The Market House is an historic three-story brick market house in Market Square, in the College Hill neighborhood of Providence, Rhode Island, USA. The building was constructed in 1775 to a design by locally prominent architect Joseph Brown and Declaration signer Stephen Hopkins. The bottom level of the structure was used as a market and the upper level was used for holding meetings in the tradition of English public market buildings. Similar buildings existed in other American cities, such as Faneuil Hall in Boston and the Old Brick Market in Newport. The building housed the Providence City Council in the decades before completion of City Hall.
Architecture
The primary architect was Joseph Brown. Brown was Providence's top architect at the time. His previous commissions included University Hall at Brown University and the First Baptist Meeting House. He was assisted in his design by Stephen Hopkins. The building was originally two stories in height, topped by a low gable roof. In 1797, a third floor was added to house the first Masonic Lodge in Rhode Island. The first floor is surrounded on all sides but the eastern end by an arcade of large round arches. The east gable features a large bulls-eye window; the west gable, a clock. In 1833, architect James C. Bucklin designed a two-story addition on the east end of the building. This addition provided an entrance to the third story Masonic hall.
History
In August 1771, a petition signed by a number of townspeople was presented to the General Assembly, asking for a market house. The General Assembly raised funds through a lottery to erect a building in a location proposed by David Bucklin. Excavations on Market House began on May 25, 1773 and was completed in 1775. Almost immediately, Market House became the center of civic life in Providence, due to its central location at the east end of the Weybosset Bridge. On March 2, 1775 residents gathered here to show their resistance to British taxation by burning British tea. During the AmericanRevolution, the building was used as a barracks for French soldiers encamped in Providence. The building's third floor housed the first Masonic Lodge in Rhode Island. Thomas Smith Webb was a member of the lodge, and in 1802 Webb organized St. John's Encampment Number One, which was the first Knights Templar organization in America.

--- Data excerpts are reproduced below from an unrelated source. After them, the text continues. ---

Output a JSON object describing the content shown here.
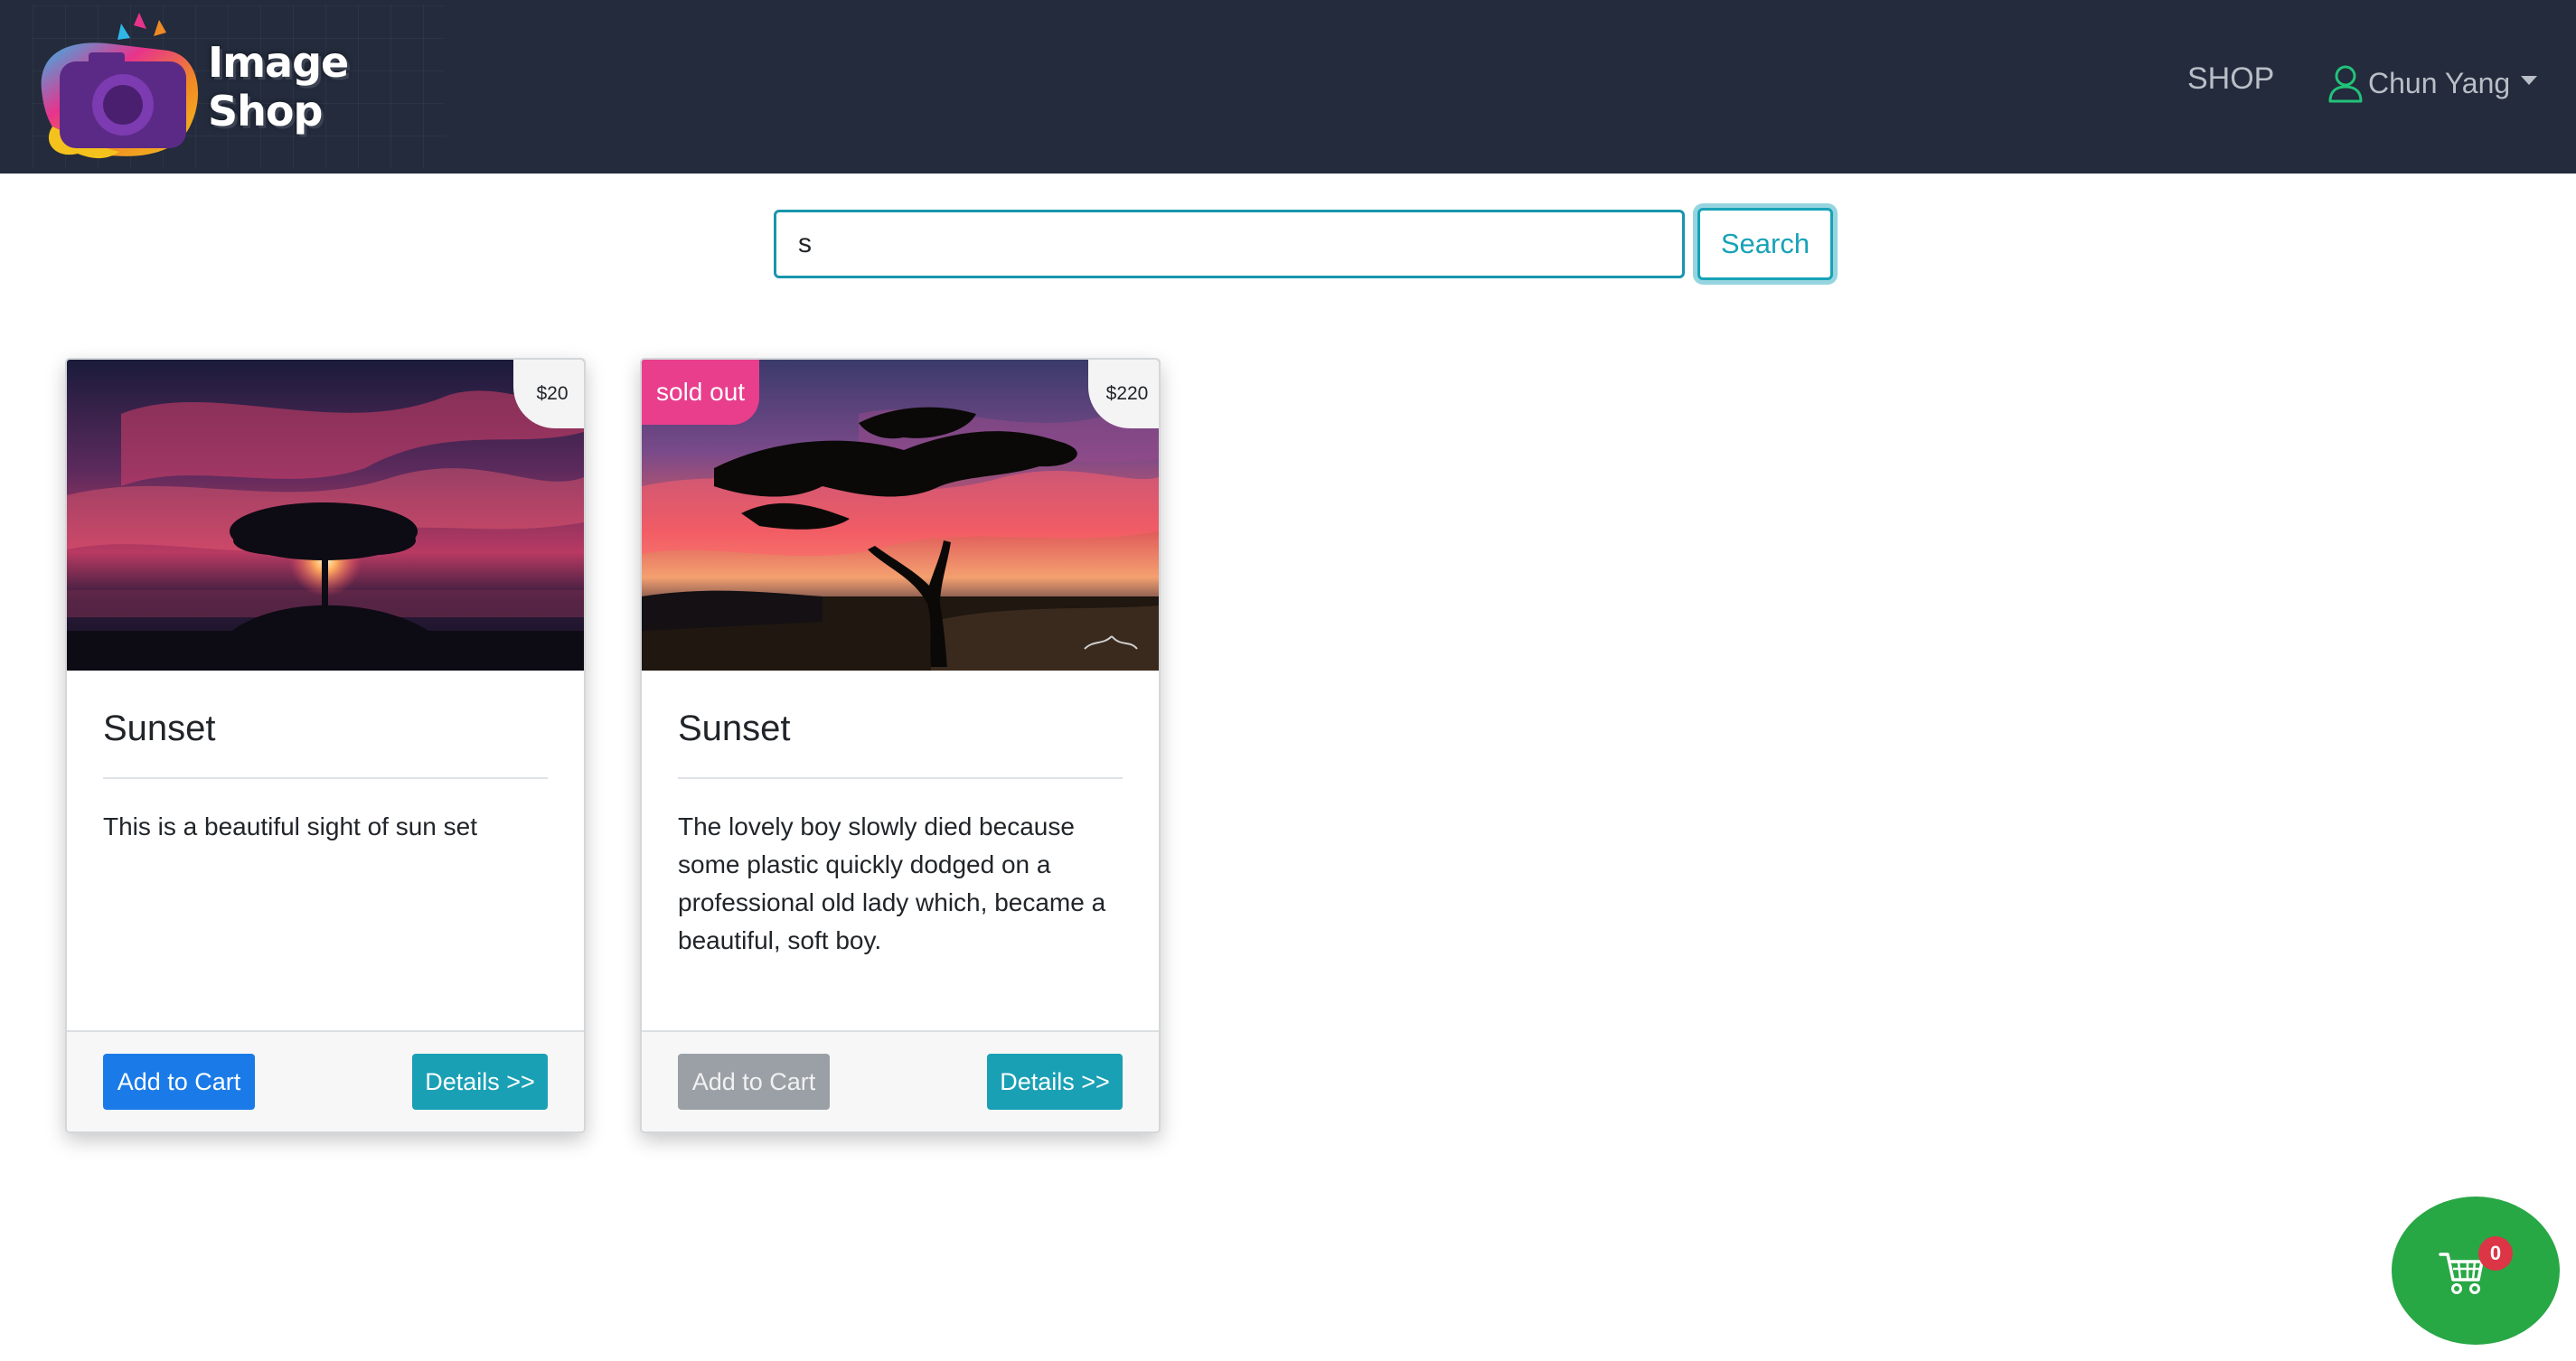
{
  "header": {
    "brand_name": "Image Shop",
    "nav_shop": "SHOP",
    "user_name": "Chun Yang",
    "icons": {
      "logo": "camera-logo-icon",
      "user": "user-icon",
      "dropdown": "caret-down-icon"
    }
  },
  "search": {
    "value": "s",
    "button_label": "Search"
  },
  "products": [
    {
      "title": "Sunset",
      "price": "$20",
      "sold_out": false,
      "description": "This is a beautiful sight of sun set",
      "add_to_cart_label": "Add to Cart",
      "details_label": "Details >>"
    },
    {
      "title": "Sunset",
      "price": "$220",
      "sold_out": true,
      "sold_out_label": "sold out",
      "description": "The lovely boy slowly died because some plastic quickly dodged on a professional old lady which, became a beautiful, soft boy.",
      "add_to_cart_label": "Add to Cart",
      "details_label": "Details >>"
    }
  ],
  "cart": {
    "count": "0",
    "icon": "shopping-cart-icon"
  },
  "colors": {
    "navbar": "#232b3c",
    "primary": "#1a7be8",
    "info": "#17a2b8",
    "sold_out": "#e83e8c",
    "cart_fab": "#28a745",
    "badge": "#dc3545"
  }
}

In 1832, Providence Mayor Samuel W. Bridgham moved Providence City Council to meet in Market House. At first, the City Council, Mayor's Office, and Board of Aldermen were located on the second floor. As the city grew, the city government purchased the third floor from the Masons, and eventually occupied the entire building, which was then renamed the "City Building." By 1845 the city government outgrew the building and drew up plans to build a new City Hall. By 1878 the new City Hall was completed and the city vacated Market House. In the years after the city left the building, tenants included the Providence Board of Trade, the Henry Lippitt Company, several manufacturing companies, a barber, the Rhode Island Poultry Association, and the Rhode Island Electric Light Company. Market Square and Westminster Street were the first parts of Providence to receive electric street lights. The building underwent some restoration work in the 1930s, and by 1940 the building was restored to its 1833 appearance. In 1948, Mayor Dennis J. Roberts signed a deed to give the building to the Rhode Island School of Design, with the provision that the exterior of the building be maintained. Architect John Hutchins Cady was hired to remodel the interior with classrooms and studios. A pair of plaques on the exterior wall marks the highest water levels reached during the Great Storm of 1815 and the Hurricane of 1938. The building was added to the National Register of Historic Places in 1972.